1oooqooq · on Feb 15, 2024

Even the demo now is careful to show curated but possible things now. they learned their lesson.

The code changes are the most common tutorials you can find on the web. Adding a speed slider, the terrain tutorials are literary called "height maps" and focus on making it taller or flatter.

sjwhevvvvvsj · on Feb 15, 2024

The lesson was don’t get caught, not don’t do it.

mnk47 · on Feb 15, 2024

To be fair, they mostly faked the near instantaneous, real-time flow of the conversations. The answers were, as far as I know, legit. But I still agree that we should be skeptical.

2099miles · on Feb 15, 2024

The prompts they used were also different than the ones given like “is this the right order” was “is this the right order, consider the distance from the sun” they put this in their post on Google dev blog.
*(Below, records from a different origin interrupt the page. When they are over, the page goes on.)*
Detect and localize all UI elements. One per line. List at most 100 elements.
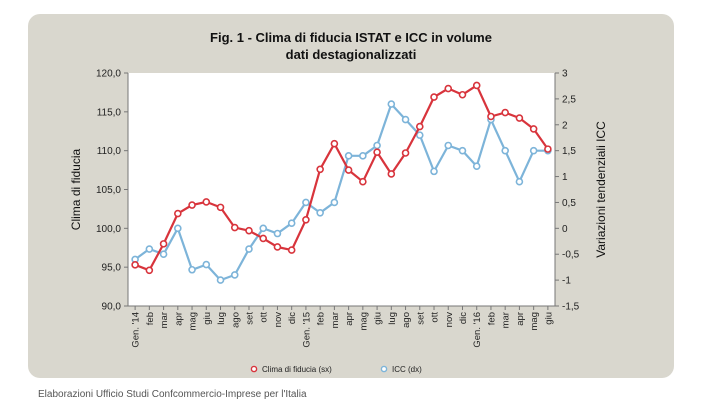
- legend-marker: [250, 365, 258, 373]
- x-tick-label: apr: [515, 312, 526, 326]
- x-tick-label: nov: [444, 312, 455, 328]
- x-tick-label: mar: [501, 312, 512, 328]
- data-point: [458, 90, 467, 99]
- data-point: [359, 177, 367, 186]
- data-point: [430, 167, 438, 176]
- axes: 90,0 95,0 100,0 105,0 110,0 115,0 120,0 -1,5 -1 -…: [96, 69, 580, 348]
- data-point: [287, 246, 296, 254]
- legend-label: ICC (dx): [392, 365, 422, 374]
- data-point: [330, 198, 339, 207]
- x-tick-label: feb: [145, 312, 156, 325]
- y-right-tick-label: 1,5: [562, 146, 576, 157]
- x-tick-label: lug: [216, 312, 227, 325]
- y-axis-right-label: Variazioni tendenziali ICC: [594, 121, 608, 258]
- y-right-tick-label: -1,5: [562, 302, 580, 313]
- data-point: [188, 265, 196, 274]
- data-point: [330, 139, 339, 148]
- data-point: [145, 266, 154, 275]
- y-right-tick-label: -0,5: [562, 250, 580, 261]
- data-point: [401, 149, 410, 157]
- y-left-tick-label: 120,0: [96, 69, 121, 80]
- data-point: [174, 209, 182, 218]
- x-tick-label: ott: [430, 312, 441, 323]
- x-tick-label: mag: [188, 312, 199, 330]
- series-clima-di-fiducia: [131, 81, 552, 275]
- x-tick-label: dic: [287, 312, 298, 324]
- x-tick-label: mag: [358, 312, 369, 330]
- x-tick-label: mar: [330, 312, 341, 328]
- x-tick-label: dic: [458, 312, 469, 324]
- data-point: [415, 122, 424, 131]
- chart-panel: Fig. 1 - Clima di fiducia ISTAT e ICC in…: [28, 14, 674, 378]
- data-point: [501, 108, 509, 117]
- legend-label: Clima di fiducia (sx): [262, 365, 332, 374]
- data-point: [145, 245, 154, 253]
- x-tick-label: feb: [316, 312, 327, 325]
- source-note: Elaborazioni Ufficio Studi Confcommercio…: [38, 389, 307, 400]
- x-tick-label: Gen. '15: [301, 312, 312, 348]
- data-point: [359, 152, 367, 160]
- y-left-tick-label: 90,0: [102, 302, 122, 313]
- y-right-tick-label: -1: [562, 276, 571, 287]
- x-tick-label: apr: [173, 312, 184, 326]
- y-right-tick-label: 0,5: [562, 198, 576, 209]
- data-point: [245, 226, 253, 235]
- y-right-tick-label: 3: [562, 69, 568, 80]
- x-tick-label: set: [244, 312, 255, 325]
- y-left-tick-label: 105,0: [96, 185, 121, 196]
- data-point: [230, 271, 239, 279]
- y-right-tick-label: 0: [562, 224, 568, 235]
- x-tick-label: mar: [159, 312, 170, 328]
- data-point: [529, 125, 538, 133]
- x-tick-label: ott: [259, 312, 270, 323]
- data-point: [472, 162, 481, 170]
- series-icc: [131, 100, 552, 284]
- chart-title-line1: Fig. 1 - Clima di fiducia ISTAT e ICC in…: [210, 30, 492, 45]
- chart-title-line2: dati destagionalizzati: [286, 47, 417, 62]
- x-tick-label: giu: [202, 312, 213, 325]
- series-layer: [131, 81, 552, 284]
- data-point: [458, 146, 467, 155]
- data-point: [259, 224, 268, 233]
- y-left-tick-label: 115,0: [97, 107, 122, 118]
- y-right-tick-label: 2,5: [562, 94, 576, 105]
- data-point: [302, 215, 310, 224]
- data-point: [544, 145, 552, 153]
- x-tick-label: feb: [486, 312, 497, 325]
- x-tick-label: ago: [230, 312, 241, 328]
- data-point: [387, 100, 396, 108]
- data-point: [230, 223, 239, 232]
- data-point: [259, 234, 268, 243]
- x-tick-label: mag: [529, 312, 540, 330]
- data-point: [316, 209, 324, 217]
- data-point: [430, 93, 438, 101]
- data-point: [202, 260, 211, 269]
- y-left-tick-label: 95,0: [102, 263, 122, 274]
- data-point: [387, 170, 396, 178]
- x-tick-label: lug: [387, 312, 398, 325]
- data-point: [515, 114, 524, 122]
- data-point: [529, 146, 538, 155]
- x-tick-label: set: [415, 312, 426, 325]
- data-point: [515, 177, 524, 186]
- data-point: [202, 198, 211, 206]
- data-point: [188, 201, 196, 209]
- data-point: [472, 81, 481, 90]
- y-left-tick-label: 110,0: [97, 146, 122, 157]
- y-axis-left-label: Clima di fiducia: [69, 148, 83, 230]
- data-point: [487, 112, 495, 121]
- data-point: [216, 203, 225, 212]
- x-tick-label: Gen. '14: [131, 312, 142, 348]
- data-point: [174, 224, 182, 233]
- data-point: [159, 240, 168, 248]
- x-tick-label: ago: [401, 312, 412, 328]
- data-point: [373, 148, 381, 157]
- legend: Clima di fiducia (sx) ICC (dx): [250, 365, 422, 374]
- y-right-tick-label: 1: [562, 172, 568, 183]
- data-point: [216, 276, 225, 284]
- data-point: [344, 152, 353, 160]
- y-right-tick-label: 2: [562, 120, 568, 131]
- data-point: [159, 250, 168, 259]
- data-point: [273, 243, 282, 251]
- data-point: [245, 245, 253, 253]
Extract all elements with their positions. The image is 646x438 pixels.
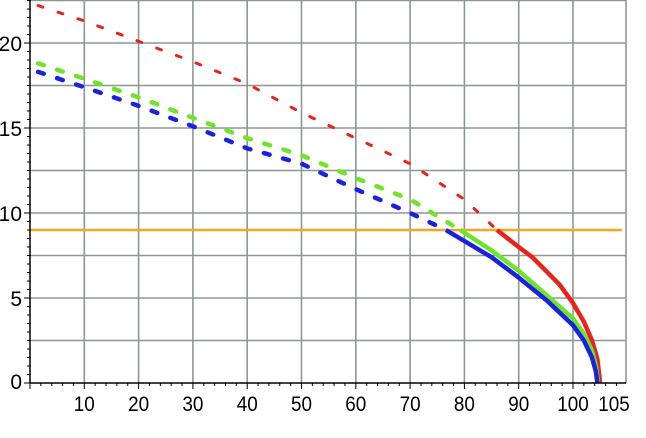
x-tick-label: 90 <box>508 393 529 416</box>
series-1-dotted-line <box>35 61 463 233</box>
y-tick-label: 5 <box>10 288 22 311</box>
x-tick-label: 100 <box>557 393 589 416</box>
grid <box>30 0 627 383</box>
y-tick-label: 15 <box>0 118 22 141</box>
axes <box>24 0 626 389</box>
series-0-solid-line <box>495 228 603 384</box>
series-0-dotted-line <box>36 4 499 232</box>
series-lines <box>30 4 622 384</box>
x-tick-label: 30 <box>182 393 203 416</box>
x-tick-label: 50 <box>291 393 312 416</box>
x-tick-label: 40 <box>237 393 258 416</box>
y-tick-label: 20 <box>0 33 22 56</box>
y-tick-label: 0 <box>10 371 22 394</box>
x-tick-label: 70 <box>400 393 421 416</box>
x-tick-label: 105 <box>598 393 630 416</box>
series-2-solid-line <box>444 228 600 384</box>
y-tick-label: 10 <box>0 203 22 226</box>
x-tick-label: 10 <box>74 393 95 416</box>
x-tick-label: 60 <box>345 393 366 416</box>
x-tick-label: 80 <box>454 393 475 416</box>
series-2-dotted-line <box>35 69 449 233</box>
tick-labels: 10 20 30 40 50 60 70 80 90 100 105 0 5 10 15 20 <box>0 33 630 416</box>
x-tick-label: 20 <box>128 393 149 416</box>
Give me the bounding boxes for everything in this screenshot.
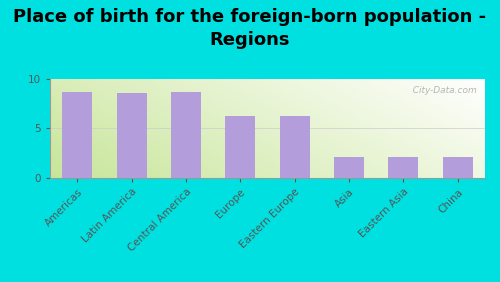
Text: Place of birth for the foreign-born population -
Regions: Place of birth for the foreign-born popu… xyxy=(14,8,486,49)
Text: City-Data.com: City-Data.com xyxy=(406,86,476,95)
Bar xyxy=(171,92,201,178)
Bar xyxy=(226,116,256,178)
Bar xyxy=(62,92,92,178)
Bar xyxy=(280,116,310,178)
Bar xyxy=(334,157,364,178)
Bar xyxy=(116,93,146,178)
Bar xyxy=(388,157,418,178)
Bar xyxy=(443,157,473,178)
This one seems to be super straightforward about timeliness and capabilities, but the examples might be a bit simpler than people think. This is pretty amazing but like someone else said you could achieve similar results from rag due to the lack of novelty in these questions and the fact that each dealt with pretty independent examples as opposed to using custom code developed elsewhere in the codebase.

someotherperson · on Feb 15, 2024

It's really interesting to see where all of this is going. I guess a large part of the best practices behind clearly naming things for human interpretation has allowed for training and evaluation of things by ML models too.
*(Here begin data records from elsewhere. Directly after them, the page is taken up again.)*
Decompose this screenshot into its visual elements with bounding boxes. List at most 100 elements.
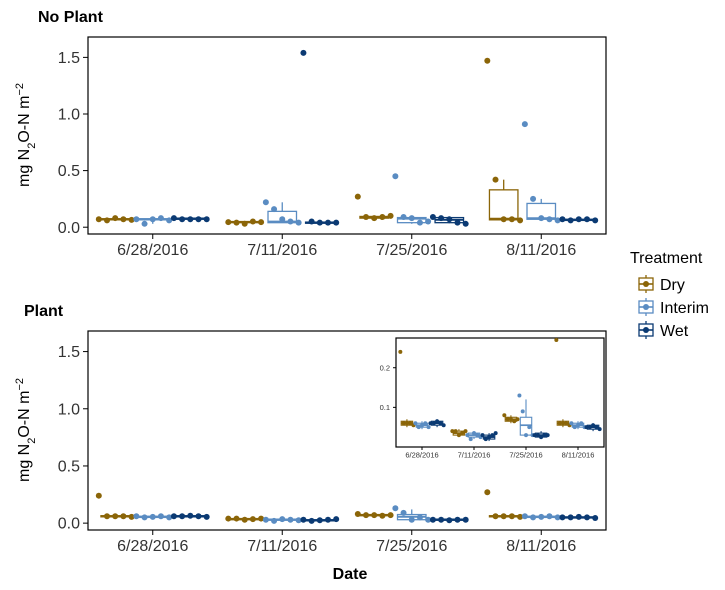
- legend-item-interim: Interim: [638, 298, 709, 317]
- data-point: [462, 220, 469, 227]
- data-point: [141, 220, 148, 227]
- data-point: [258, 219, 265, 226]
- data-point: [279, 216, 286, 223]
- inset-data-point: [475, 433, 480, 438]
- inset-data-point: [408, 421, 413, 426]
- inset-data-point: [517, 393, 522, 398]
- data-point: [530, 195, 537, 202]
- data-point: [438, 516, 445, 523]
- data-point: [249, 218, 256, 225]
- data-point: [287, 516, 294, 523]
- x-tick-label: 6/28/2016: [117, 242, 188, 259]
- data-point: [392, 173, 399, 180]
- data-point: [241, 516, 248, 523]
- data-point: [179, 216, 186, 223]
- data-point: [195, 216, 202, 223]
- inset-data-point: [502, 413, 507, 418]
- data-point: [128, 513, 135, 520]
- data-point: [438, 215, 445, 222]
- x-tick-label: 7/25/2016: [376, 538, 447, 555]
- data-point: [371, 215, 378, 222]
- data-point: [592, 514, 599, 521]
- data-point: [157, 513, 164, 520]
- data-point: [179, 513, 186, 520]
- inset-data-point: [524, 433, 528, 438]
- inset-data-point: [453, 429, 458, 434]
- inset-data-point: [460, 431, 465, 436]
- x-tick-label: 7/11/2016: [247, 242, 317, 259]
- inset-data-point: [413, 421, 418, 426]
- data-point: [538, 215, 545, 222]
- inset-data-point: [557, 421, 562, 426]
- data-point: [333, 219, 340, 226]
- inset-data-point: [505, 417, 510, 422]
- y-tick-label: 1.5: [58, 50, 80, 67]
- data-point: [308, 517, 315, 524]
- data-point: [575, 216, 582, 223]
- data-point: [141, 514, 148, 521]
- data-point: [187, 512, 194, 519]
- y-axis-label-main: mg N: [16, 149, 33, 187]
- inset-y-tick-label: 0.1: [380, 403, 390, 412]
- inset-data-point: [554, 337, 559, 342]
- data-point: [157, 215, 164, 222]
- legend-key-dot: [643, 304, 649, 310]
- inset-data-point: [465, 433, 470, 438]
- data-point: [170, 513, 177, 520]
- x-tick-label: 8/11/2016: [506, 538, 576, 555]
- data-point: [400, 214, 407, 221]
- data-point: [225, 219, 232, 226]
- data-point: [233, 515, 240, 522]
- data-point: [133, 513, 140, 520]
- y-axis-label-sub: 2: [26, 143, 38, 149]
- inset-data-point: [508, 417, 513, 422]
- panel-no-plant: 0.0 0.5 1.0 1.5 6/28/2016 7/11/2016 7/25/2016 8…: [58, 36, 607, 259]
- inset-data-point: [480, 433, 485, 438]
- data-point: [262, 516, 269, 523]
- x-tick-label: 6/28/2016: [117, 538, 188, 555]
- data-point: [575, 513, 582, 520]
- y-tick-label: 1.0: [58, 401, 80, 418]
- data-point: [233, 219, 240, 226]
- legend-item-label: Interim: [660, 300, 709, 317]
- data-point: [225, 515, 232, 522]
- inset-data-point: [584, 425, 589, 430]
- data-point: [95, 492, 102, 499]
- data-point: [583, 514, 590, 521]
- data-point: [195, 513, 202, 520]
- data-point: [425, 218, 432, 225]
- inset-data-point: [456, 433, 461, 438]
- data-point: [354, 193, 361, 200]
- y-tick-label: 1.5: [58, 344, 80, 361]
- inset-data-point: [539, 435, 544, 440]
- y-tick-label: 0.0: [58, 516, 80, 533]
- data-point: [149, 513, 156, 520]
- legend-key-dot: [643, 281, 649, 287]
- data-point: [546, 513, 553, 520]
- data-point: [295, 219, 302, 226]
- inset-x-tick-label: 8/11/2016: [562, 451, 595, 460]
- data-point: [112, 513, 119, 520]
- inset-data-point: [576, 423, 580, 428]
- data-point: [379, 214, 386, 221]
- data-point: [408, 215, 415, 222]
- inset-data-point: [594, 425, 599, 430]
- inset-data-point: [587, 425, 592, 430]
- data-point: [517, 217, 524, 224]
- inset-x-tick-label: 6/28/2016: [405, 451, 438, 460]
- data-point: [120, 216, 127, 223]
- data-point: [279, 516, 286, 523]
- data-point: [149, 216, 156, 223]
- data-point: [500, 513, 507, 520]
- inset-data-point: [515, 417, 520, 422]
- data-point: [559, 514, 566, 521]
- data-point: [128, 216, 135, 223]
- legend-item-label: Dry: [660, 277, 685, 294]
- inset-data-point: [483, 437, 488, 442]
- data-point: [258, 515, 265, 522]
- inset-data-point: [435, 419, 440, 424]
- legend-item-wet: Wet: [638, 321, 689, 340]
- data-point: [508, 513, 515, 520]
- data-point: [530, 514, 537, 521]
- inset-data-point: [463, 429, 468, 434]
Meta, but the speaker sounds eerily close to Mark Zuckerberg.

riku_iki · on Feb 15, 2024

Companies will fire 70% boilerplate coders in following years

jakewins · on Feb 15, 2024

Na we’ll all be moved to perpetual on-call, every day an endless fire drill as hundreds of services are launched on top of the crumbling crash looping burning landscape of millions of services launched last quarter, a Mad Max world of endless adrenaline and New Relic AI-enhanced alerts.

rokkitmensch · on Feb 16, 2024

Complexity will expand to consume all resources allocated to manage it.
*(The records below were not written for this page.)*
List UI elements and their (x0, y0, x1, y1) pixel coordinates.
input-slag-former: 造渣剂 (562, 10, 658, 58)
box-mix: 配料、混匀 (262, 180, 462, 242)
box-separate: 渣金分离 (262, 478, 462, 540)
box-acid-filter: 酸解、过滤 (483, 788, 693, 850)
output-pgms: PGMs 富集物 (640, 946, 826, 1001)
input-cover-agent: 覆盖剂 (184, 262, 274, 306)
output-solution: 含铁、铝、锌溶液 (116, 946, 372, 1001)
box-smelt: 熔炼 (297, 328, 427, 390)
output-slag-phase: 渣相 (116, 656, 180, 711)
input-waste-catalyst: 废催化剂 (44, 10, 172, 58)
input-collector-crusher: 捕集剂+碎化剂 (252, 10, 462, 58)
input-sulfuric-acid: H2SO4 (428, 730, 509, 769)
riku_iki · on Feb 15, 2024

but some companies which build reliable old school software will win the market?..

visarga · on Feb 15, 2024

Or just write 3x more boilerplate. I don't think we are saturated with software yet.

m3kw9 · on Feb 15, 2024

Is this where unit tests will be very useful, where you ask it to fix all bugs found, and make sure it passes all unit tests. This is where all the github's public repos will get really interesting forks.

rst · on Feb 15, 2024

What they did in this demo is collect a bunch of small demos, small enough that earlier models could have answered questions about them, or dinked them, individually, and mostly demonstrated that the model could figure out which demo was pertinent to the question that they were asking, and focus only on that.

But the input was still divisible into self-contained little bits -- so this is still somewhat different from dumping the full source code for a database engine into it, and having it answer questions about, say, where foreign key constraints are implemented -- or, more dramatically, how several different parts of the codebase work together to implement, say, transaction isolation levels.

jimmySixDOF · on Feb 16, 2024

I like the fact this is a Three.js example because it implies some concept of 3D understanding (not exactly in the examples given) of worldspace as x-y-z and I have had hard times just getting xy plots right with GPT4. This would be a nice bonus in addition to the context increase.